Abstract

SummaryPneumocystis spp. are peculiar fungi, because they lack ergosterol in their cytoplasmic membrane. Furthermore, they go through various sexual and non‐sexual stages in a living host; the cysts, which are able to survive in the environment, are the infectious agents. The various species are more or less specific for a mammalian host. Pneumocystis jirovecii is pathogenic for humans. Transient colonisation of children and adults with this fungus occurs frequently. As a typical opportunist it can induce an overt disease in immunocompromised patients only. In particular those patients with an impaired cell‐mediated immune system, namely AIDS patients or transplant recipients taking immunosuppressive agents, are affected. The leading clinical feature is a bilateral interstitial pneumonia characterised by progressive dyspnoea, tachypnoea and non‐productive cough. Finally, the interstitial pneumonia will lead to hampered gas exchange resulting in a marked decrease in paO2 and consequently to a rather low haemoglobin saturation. Pneumocystsis spp. do not grow on artificial media.

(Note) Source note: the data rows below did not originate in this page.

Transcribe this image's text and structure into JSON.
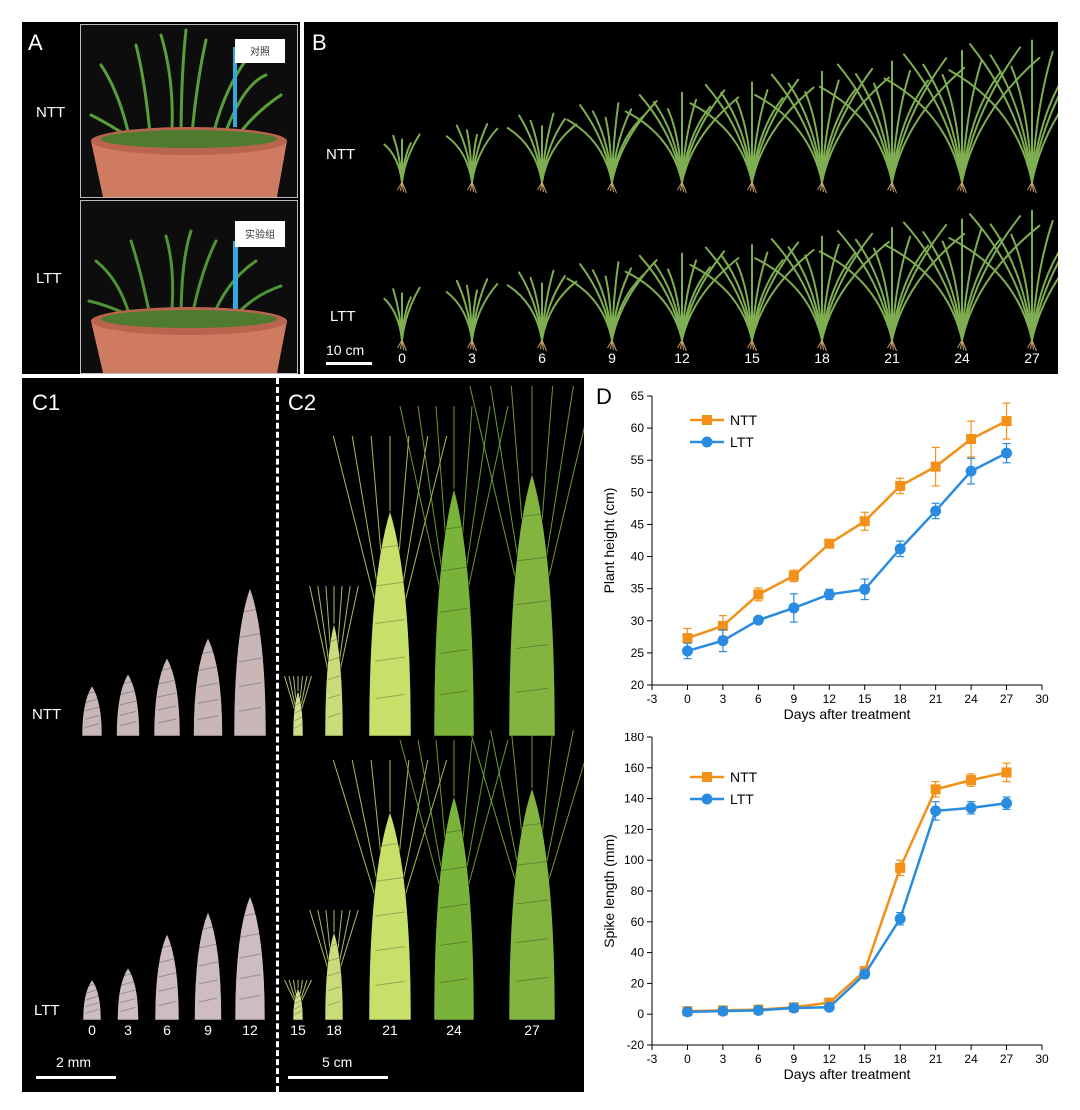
{
  "panel_a": {
    "label": "A",
    "rows": [
      {
        "label": "NTT",
        "tag": "对照"
      },
      {
        "label": "LTT",
        "tag": "实验组"
      }
    ]
  },
  "panel_b": {
    "label": "B",
    "rows": [
      "NTT",
      "LTT"
    ],
    "days": [
      "0",
      "3",
      "6",
      "9",
      "12",
      "15",
      "18",
      "21",
      "24",
      "27"
    ],
    "scale": "10 cm"
  },
  "panel_c1": {
    "label": "C1",
    "rows": [
      "NTT",
      "LTT"
    ],
    "days": [
      "0",
      "3",
      "6",
      "9",
      "12"
    ],
    "scale": "2 mm"
  },
  "panel_c2": {
    "label": "C2",
    "days": [
      "15",
      "18",
      "21",
      "24",
      "27"
    ],
    "scale": "5 cm"
  },
  "panel_d": {
    "label": "D"
  },
  "chart_data": [
    {
      "type": "line",
      "xlabel": "Days after treatment",
      "ylabel": "Plant height (cm)",
      "xlim": [
        -3,
        30
      ],
      "ylim": [
        20,
        65
      ],
      "xticks": [
        "-3",
        "0",
        "3",
        "6",
        "9",
        "12",
        "15",
        "18",
        "21",
        "24",
        "27",
        "30"
      ],
      "yticks": [
        "20",
        "25",
        "30",
        "35",
        "40",
        "45",
        "50",
        "55",
        "60",
        "65"
      ],
      "legend": "top-left",
      "x": [
        0,
        3,
        6,
        9,
        12,
        15,
        18,
        21,
        24,
        27
      ],
      "series": [
        {
          "name": "NTT",
          "color": "#f39017",
          "values": [
            27.3,
            29.2,
            34.1,
            37.0,
            42.0,
            45.5,
            51.0,
            54.0,
            58.3,
            61.1
          ],
          "errors": [
            1.5,
            1.6,
            1.0,
            0.9,
            0.4,
            1.4,
            1.2,
            3.0,
            2.8,
            2.8
          ]
        },
        {
          "name": "LTT",
          "color": "#2a8ce0",
          "values": [
            25.3,
            26.9,
            30.1,
            32.0,
            34.1,
            34.9,
            41.2,
            47.1,
            53.3,
            56.1
          ],
          "errors": [
            1.2,
            1.7,
            0.5,
            2.2,
            0.8,
            1.6,
            1.2,
            1.2,
            2.0,
            1.5
          ]
        }
      ]
    },
    {
      "type": "line",
      "xlabel": "Days after treatment",
      "ylabel": "Spike length (mm)",
      "xlim": [
        -3,
        30
      ],
      "ylim": [
        -20,
        180
      ],
      "xticks": [
        "-3",
        "0",
        "3",
        "6",
        "9",
        "12",
        "15",
        "18",
        "21",
        "24",
        "27",
        "30"
      ],
      "yticks": [
        "-20",
        "0",
        "20",
        "40",
        "60",
        "80",
        "100",
        "120",
        "140",
        "160",
        "180"
      ],
      "legend": "top-left",
      "x": [
        0,
        3,
        6,
        9,
        12,
        15,
        18,
        21,
        24,
        27
      ],
      "series": [
        {
          "name": "NTT",
          "color": "#f39017",
          "values": [
            2.0,
            2.5,
            3.0,
            4.5,
            7.5,
            28.0,
            95.0,
            146.0,
            152.0,
            157.0
          ],
          "errors": [
            1.0,
            1.2,
            1.0,
            1.2,
            1.0,
            2.0,
            5.0,
            5.0,
            4.0,
            6.0
          ]
        },
        {
          "name": "LTT",
          "color": "#2a8ce0",
          "values": [
            1.5,
            2.0,
            2.5,
            4.0,
            4.5,
            26.0,
            62.0,
            132.0,
            134.0,
            137.0
          ],
          "errors": [
            0.8,
            0.8,
            0.8,
            1.0,
            0.8,
            2.0,
            4.0,
            6.0,
            4.0,
            4.0
          ]
        }
      ]
    }
  ]
}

Diagnosis is made by demonstration of fungal cells on microscopy preferentially by immunofluorescence staining or by the highly sensitive PCR method. A standardisation of the molecular methods is still lacking, since different DNA sequences are amplified in each case. Quantification by real‐time PCR can help to differentiate between infection and mere colonisation. Among the common antifungals only the echinocandins are active at least against the cyst forms. The principal therapeutic agents remain, however, antibacterial and anti‐parasitic agents, such as cotrimoxazole, clindamycin, primaquine, pentamidine and atovaquone. In addition, an improvement of the immunosuppression is warranted. Prophylaxis is indicated in those individuals with a prolonged cell‐mediated immunodeficiency.